One thought on “The explosive concoction of globalisation and the rising cost of housing”

  1. Interesting and highly topical given that many commentators assert that the UK, once again, in in the midst of a ‘housing crisis’. It reminds me of the book, ‘Triumph of the City’, a few years back by Harvard academic ‘Ed’ Glaeser. It’s a book I generally was not much impressed by (not least because of its questionable economics). Glaeser did, nonetheless, make one telling observation about the urban regeneration field that I’m familiar with. His finding was what he saw as the biggest strategic error in urban regeneration made by large urban authorities and state governments across the Western economies. That was the mass provision of cheap housing (‘cheap’ in quality and prices to the consumer). He argued that this simply denuded, even destroyed, existing local housing markets and systems. Existing owners and purchasing owners found their properties dropping hugely in value, or even becoming worthless (see Detroit?). For the hapless lower or nil income earning renters they were often entrapped in low quality, badly located, mono-type, managerialy problematic housing run by the local state (see USA projects, France’s banlieues, Scotland’s housing schemes and England’s peripheral estates etc.).
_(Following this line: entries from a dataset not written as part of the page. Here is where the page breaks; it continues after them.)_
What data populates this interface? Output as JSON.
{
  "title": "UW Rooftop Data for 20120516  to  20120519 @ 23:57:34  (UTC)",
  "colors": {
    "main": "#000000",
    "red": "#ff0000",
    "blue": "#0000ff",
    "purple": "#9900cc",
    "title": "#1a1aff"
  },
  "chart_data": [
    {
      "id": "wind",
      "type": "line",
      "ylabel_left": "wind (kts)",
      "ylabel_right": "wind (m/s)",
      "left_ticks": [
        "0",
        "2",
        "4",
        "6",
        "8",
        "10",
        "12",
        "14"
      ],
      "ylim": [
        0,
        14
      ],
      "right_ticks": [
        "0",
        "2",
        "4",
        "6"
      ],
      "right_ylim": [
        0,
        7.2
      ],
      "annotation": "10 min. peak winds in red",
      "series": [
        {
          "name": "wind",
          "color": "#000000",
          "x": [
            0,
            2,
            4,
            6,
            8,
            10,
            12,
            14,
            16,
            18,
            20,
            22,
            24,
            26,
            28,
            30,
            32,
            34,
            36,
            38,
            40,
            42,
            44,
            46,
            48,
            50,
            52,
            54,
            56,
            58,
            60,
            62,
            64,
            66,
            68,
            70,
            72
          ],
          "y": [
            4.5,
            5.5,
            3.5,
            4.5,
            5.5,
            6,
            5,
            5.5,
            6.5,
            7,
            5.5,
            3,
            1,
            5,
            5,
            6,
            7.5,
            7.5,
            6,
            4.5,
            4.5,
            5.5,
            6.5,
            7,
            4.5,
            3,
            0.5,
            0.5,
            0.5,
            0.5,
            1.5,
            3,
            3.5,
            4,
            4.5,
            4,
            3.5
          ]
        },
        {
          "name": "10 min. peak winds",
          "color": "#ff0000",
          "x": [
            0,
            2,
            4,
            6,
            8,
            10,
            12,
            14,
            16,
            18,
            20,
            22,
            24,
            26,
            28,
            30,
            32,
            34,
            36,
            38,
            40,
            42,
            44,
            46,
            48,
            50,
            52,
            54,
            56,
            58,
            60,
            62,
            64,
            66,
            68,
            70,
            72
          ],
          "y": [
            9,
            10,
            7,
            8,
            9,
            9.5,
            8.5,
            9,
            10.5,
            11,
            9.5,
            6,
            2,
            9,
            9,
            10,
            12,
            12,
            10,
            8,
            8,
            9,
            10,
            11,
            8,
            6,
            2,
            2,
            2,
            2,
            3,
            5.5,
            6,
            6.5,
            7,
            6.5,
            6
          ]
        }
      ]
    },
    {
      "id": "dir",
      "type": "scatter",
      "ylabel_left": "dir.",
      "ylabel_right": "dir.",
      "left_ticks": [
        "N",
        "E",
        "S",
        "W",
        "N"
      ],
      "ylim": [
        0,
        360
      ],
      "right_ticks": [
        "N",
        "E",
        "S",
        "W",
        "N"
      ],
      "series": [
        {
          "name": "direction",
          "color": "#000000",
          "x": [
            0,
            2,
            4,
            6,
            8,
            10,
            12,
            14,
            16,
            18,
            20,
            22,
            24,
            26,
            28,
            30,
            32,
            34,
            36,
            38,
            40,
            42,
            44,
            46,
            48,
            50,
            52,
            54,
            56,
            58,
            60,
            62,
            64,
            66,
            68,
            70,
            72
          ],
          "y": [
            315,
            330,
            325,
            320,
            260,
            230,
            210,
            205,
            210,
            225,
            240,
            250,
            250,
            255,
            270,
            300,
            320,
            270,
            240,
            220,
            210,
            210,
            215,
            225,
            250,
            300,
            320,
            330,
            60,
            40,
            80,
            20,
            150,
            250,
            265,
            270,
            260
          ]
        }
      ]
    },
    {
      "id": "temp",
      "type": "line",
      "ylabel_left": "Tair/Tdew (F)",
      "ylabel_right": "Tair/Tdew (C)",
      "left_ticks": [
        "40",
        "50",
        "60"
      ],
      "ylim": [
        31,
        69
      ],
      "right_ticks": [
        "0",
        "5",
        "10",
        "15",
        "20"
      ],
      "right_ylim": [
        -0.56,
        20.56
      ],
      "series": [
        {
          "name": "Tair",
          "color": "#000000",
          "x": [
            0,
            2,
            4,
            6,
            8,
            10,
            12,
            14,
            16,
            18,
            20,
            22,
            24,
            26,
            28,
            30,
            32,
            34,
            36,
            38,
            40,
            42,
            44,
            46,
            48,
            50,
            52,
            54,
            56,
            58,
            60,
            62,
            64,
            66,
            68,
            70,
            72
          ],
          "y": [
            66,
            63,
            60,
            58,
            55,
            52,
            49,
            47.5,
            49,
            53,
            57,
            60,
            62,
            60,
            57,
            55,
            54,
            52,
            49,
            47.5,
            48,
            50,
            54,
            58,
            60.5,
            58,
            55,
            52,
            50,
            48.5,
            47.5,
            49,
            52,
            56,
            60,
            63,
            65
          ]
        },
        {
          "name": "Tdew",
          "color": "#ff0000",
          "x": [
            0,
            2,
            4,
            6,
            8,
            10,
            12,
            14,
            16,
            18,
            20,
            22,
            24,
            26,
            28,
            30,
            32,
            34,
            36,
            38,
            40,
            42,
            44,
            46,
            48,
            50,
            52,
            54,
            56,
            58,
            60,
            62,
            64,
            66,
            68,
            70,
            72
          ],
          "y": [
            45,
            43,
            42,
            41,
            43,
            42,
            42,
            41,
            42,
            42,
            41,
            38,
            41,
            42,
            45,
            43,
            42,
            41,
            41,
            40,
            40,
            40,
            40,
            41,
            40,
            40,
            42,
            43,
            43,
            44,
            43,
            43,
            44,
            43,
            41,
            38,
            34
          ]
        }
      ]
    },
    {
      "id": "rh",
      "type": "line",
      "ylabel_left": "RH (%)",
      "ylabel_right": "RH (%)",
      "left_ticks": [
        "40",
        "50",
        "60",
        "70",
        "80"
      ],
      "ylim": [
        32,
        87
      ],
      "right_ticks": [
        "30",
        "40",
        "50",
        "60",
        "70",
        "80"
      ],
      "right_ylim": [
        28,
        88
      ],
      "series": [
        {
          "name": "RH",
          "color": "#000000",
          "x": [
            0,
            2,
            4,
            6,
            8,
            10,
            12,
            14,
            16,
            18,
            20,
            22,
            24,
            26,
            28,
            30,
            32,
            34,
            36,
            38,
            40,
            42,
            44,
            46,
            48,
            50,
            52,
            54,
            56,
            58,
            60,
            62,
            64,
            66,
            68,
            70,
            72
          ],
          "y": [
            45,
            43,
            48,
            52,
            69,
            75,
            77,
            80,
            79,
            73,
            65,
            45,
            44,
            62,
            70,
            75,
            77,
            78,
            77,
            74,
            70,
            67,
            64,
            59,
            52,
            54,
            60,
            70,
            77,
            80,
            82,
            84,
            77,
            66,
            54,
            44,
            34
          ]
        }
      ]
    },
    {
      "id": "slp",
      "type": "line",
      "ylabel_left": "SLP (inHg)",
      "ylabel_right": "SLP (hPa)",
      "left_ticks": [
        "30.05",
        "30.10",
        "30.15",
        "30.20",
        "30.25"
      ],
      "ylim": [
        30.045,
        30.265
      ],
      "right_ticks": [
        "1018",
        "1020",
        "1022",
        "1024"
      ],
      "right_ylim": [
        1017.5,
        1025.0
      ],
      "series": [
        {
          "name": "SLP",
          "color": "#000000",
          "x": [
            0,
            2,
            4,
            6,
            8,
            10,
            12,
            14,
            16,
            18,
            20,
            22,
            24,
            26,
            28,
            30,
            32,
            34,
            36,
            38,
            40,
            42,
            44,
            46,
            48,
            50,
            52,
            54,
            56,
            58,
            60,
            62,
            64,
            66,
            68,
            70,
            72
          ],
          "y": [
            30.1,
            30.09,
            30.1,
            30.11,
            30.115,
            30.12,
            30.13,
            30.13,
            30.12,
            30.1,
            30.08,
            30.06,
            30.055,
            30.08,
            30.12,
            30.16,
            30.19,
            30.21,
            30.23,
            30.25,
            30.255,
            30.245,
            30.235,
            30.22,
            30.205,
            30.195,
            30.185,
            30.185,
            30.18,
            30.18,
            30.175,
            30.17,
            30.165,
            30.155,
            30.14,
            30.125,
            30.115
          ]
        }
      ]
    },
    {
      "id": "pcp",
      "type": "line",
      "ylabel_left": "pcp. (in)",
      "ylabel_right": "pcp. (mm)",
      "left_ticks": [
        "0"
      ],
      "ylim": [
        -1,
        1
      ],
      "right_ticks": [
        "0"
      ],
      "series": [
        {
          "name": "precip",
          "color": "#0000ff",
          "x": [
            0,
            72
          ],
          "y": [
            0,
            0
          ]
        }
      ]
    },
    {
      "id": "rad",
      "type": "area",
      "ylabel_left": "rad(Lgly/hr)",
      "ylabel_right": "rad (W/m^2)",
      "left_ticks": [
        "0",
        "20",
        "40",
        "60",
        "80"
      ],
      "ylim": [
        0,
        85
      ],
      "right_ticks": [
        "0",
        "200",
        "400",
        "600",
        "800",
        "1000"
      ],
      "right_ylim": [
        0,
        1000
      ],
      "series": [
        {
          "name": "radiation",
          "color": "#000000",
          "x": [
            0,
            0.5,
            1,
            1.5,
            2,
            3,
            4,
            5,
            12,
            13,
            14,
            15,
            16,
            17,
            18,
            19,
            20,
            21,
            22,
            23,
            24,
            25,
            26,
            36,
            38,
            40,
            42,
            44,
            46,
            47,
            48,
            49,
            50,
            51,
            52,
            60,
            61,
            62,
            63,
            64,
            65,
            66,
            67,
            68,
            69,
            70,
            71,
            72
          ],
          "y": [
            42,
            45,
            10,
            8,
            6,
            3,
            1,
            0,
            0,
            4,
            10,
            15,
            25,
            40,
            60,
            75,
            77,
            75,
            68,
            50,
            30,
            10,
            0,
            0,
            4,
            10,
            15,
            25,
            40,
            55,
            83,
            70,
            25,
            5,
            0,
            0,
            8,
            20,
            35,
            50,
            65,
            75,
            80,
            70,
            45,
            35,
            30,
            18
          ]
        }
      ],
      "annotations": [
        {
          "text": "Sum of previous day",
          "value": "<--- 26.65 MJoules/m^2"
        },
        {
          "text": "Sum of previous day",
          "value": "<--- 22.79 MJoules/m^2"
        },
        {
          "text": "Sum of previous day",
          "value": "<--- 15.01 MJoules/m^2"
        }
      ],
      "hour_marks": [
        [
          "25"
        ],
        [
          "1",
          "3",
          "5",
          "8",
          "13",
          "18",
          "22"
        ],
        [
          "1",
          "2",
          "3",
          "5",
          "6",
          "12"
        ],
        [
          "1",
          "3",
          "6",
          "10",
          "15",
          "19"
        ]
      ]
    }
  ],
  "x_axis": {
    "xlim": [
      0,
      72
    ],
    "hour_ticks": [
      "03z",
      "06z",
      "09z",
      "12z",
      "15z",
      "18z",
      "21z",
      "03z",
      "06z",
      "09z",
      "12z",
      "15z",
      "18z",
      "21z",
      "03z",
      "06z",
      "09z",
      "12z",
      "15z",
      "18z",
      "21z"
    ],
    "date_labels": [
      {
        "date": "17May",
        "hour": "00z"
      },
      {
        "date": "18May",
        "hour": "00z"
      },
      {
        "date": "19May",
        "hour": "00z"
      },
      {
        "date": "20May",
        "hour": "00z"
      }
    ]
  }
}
There have, of course, been exceptional turn-arounds in that gloomy perspective. Not least is the (unparalleled?) success of the community based housing association movement in Glasgow, Scotland, from the late 1970s onward. That is an example of the role in cities that can be played by socially and economically sustainable model that is: a not-for-profit landlord; managed with an ethos of meaningful and effective engagement with the user community; making judicious use of partial state funding; and subject to rigorous independent regulatory oversight. Where does that model lie in the concept of ‘progressive capitalism’?